One problem with our study, which needs to be discussed, is the fact that blinding of the study patients or the anaesthetists involved may have been biased by the perceived effects of the pre-operative epidural analgesia. As expected, pain ratings before the start of the operation were significantly lower in the pre-emptive group than in the control group. However, this point was addressed in advance during the informed consent procedure with all studied patients, who were informed that they might or might not feel sensations like numbness, motor blockade or altered perception of temperature. Furthermore, as all patients were given the same test dose of local anaesthetic, the initial effect of the epidural block was comparable in both groups. In the placebo group, this effect was expected to wear off rapidly, thus preventing an effect of ‘pre-emptive analgesia’. The blinding of the anaesthetists involved was maintained by strict separation between pre-operative and intra-operative treatment. The anaesthetist caring pre-operatively for the patients (J.K.) was not involved in the intra- or postoperative course of the patients. The intra-operative anaesthetist (S.G.) exclusively cared for the patients in the operating theatre. Upon arrival of the patients in the theatre, the attending anaesthetist gave the first dose of ropivacaine (100 mg) after a negative aspiration test, and tested the effect after 15 min. Additional doses were administered as deemed necessary. However, after administration of the first epidural dose, it was impossible to distinguish which group the individual patient belonged to, and thus blinding was maintained.

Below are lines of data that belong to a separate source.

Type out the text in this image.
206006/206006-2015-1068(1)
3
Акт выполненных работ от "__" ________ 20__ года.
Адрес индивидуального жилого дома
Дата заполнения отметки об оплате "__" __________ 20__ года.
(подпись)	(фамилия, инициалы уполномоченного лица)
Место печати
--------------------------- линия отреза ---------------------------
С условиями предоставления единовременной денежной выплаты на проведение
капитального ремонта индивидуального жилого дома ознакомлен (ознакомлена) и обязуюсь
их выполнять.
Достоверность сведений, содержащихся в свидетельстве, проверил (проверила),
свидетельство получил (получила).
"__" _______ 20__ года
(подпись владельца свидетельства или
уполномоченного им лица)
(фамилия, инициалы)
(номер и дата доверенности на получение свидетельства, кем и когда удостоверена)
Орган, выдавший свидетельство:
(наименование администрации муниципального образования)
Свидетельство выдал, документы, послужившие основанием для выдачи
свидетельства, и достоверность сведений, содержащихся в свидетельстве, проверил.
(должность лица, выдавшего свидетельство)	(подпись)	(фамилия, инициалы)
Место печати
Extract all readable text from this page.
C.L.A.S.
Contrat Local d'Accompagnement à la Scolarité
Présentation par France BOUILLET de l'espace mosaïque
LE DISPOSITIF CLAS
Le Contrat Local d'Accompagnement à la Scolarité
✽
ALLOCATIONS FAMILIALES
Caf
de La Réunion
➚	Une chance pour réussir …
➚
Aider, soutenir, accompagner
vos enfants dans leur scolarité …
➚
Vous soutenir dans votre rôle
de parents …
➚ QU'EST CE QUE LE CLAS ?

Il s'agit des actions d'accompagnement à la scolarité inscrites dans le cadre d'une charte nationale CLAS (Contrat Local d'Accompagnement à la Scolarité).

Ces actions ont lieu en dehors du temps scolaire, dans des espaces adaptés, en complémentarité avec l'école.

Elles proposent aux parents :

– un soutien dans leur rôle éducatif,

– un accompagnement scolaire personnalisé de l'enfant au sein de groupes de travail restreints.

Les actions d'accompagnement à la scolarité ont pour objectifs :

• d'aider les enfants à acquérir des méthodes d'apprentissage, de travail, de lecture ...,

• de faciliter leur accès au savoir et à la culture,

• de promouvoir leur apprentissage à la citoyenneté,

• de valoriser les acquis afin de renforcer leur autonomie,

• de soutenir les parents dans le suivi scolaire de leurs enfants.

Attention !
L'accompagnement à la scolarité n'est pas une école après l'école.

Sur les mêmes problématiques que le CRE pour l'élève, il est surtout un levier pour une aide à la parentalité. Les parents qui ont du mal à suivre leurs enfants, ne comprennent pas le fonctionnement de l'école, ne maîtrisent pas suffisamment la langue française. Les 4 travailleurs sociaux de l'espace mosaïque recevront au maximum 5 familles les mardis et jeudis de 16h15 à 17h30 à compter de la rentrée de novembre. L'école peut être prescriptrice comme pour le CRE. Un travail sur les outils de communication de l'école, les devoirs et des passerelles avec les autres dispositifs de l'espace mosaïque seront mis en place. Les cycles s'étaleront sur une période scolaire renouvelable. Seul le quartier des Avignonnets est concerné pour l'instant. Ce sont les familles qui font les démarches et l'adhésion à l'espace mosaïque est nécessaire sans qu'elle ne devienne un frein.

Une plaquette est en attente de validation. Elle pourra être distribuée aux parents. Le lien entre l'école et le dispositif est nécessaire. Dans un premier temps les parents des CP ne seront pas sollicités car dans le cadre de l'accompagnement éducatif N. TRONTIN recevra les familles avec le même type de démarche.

All postoperative pain ratings – in contrast to the pre-operative ones – were done at rest. This complies with clinical practice in that patients are not mobilised out of bed before the first postoperative day. However, the highest VAS values were expected, and found, during the first 24 h. After that, pain ratings declined significantly. However, at that time patients still had the epidural catheter in place with additional unrestricted access to analgesics. This suggests that no intergroup differences would have existed concerning pain ratings during movement. However, measurement of postoperative VAS values during movement might have provided additional information.

In summary, our study showed that long-lasting epidural pre-emptive analgesia reduced postoperative consumption of analgesics with improved pain ratings. Further studies in this field should focus on the role of the timing of analgesia.


This study was supported by the Department of Anaesthesiology, Intensive Care Medicine, Pain Management, University Hospital Giessen, Germany. None of the authors or participants has any financial interest in the subject matter, materials, or equipment discussed or in competing materials.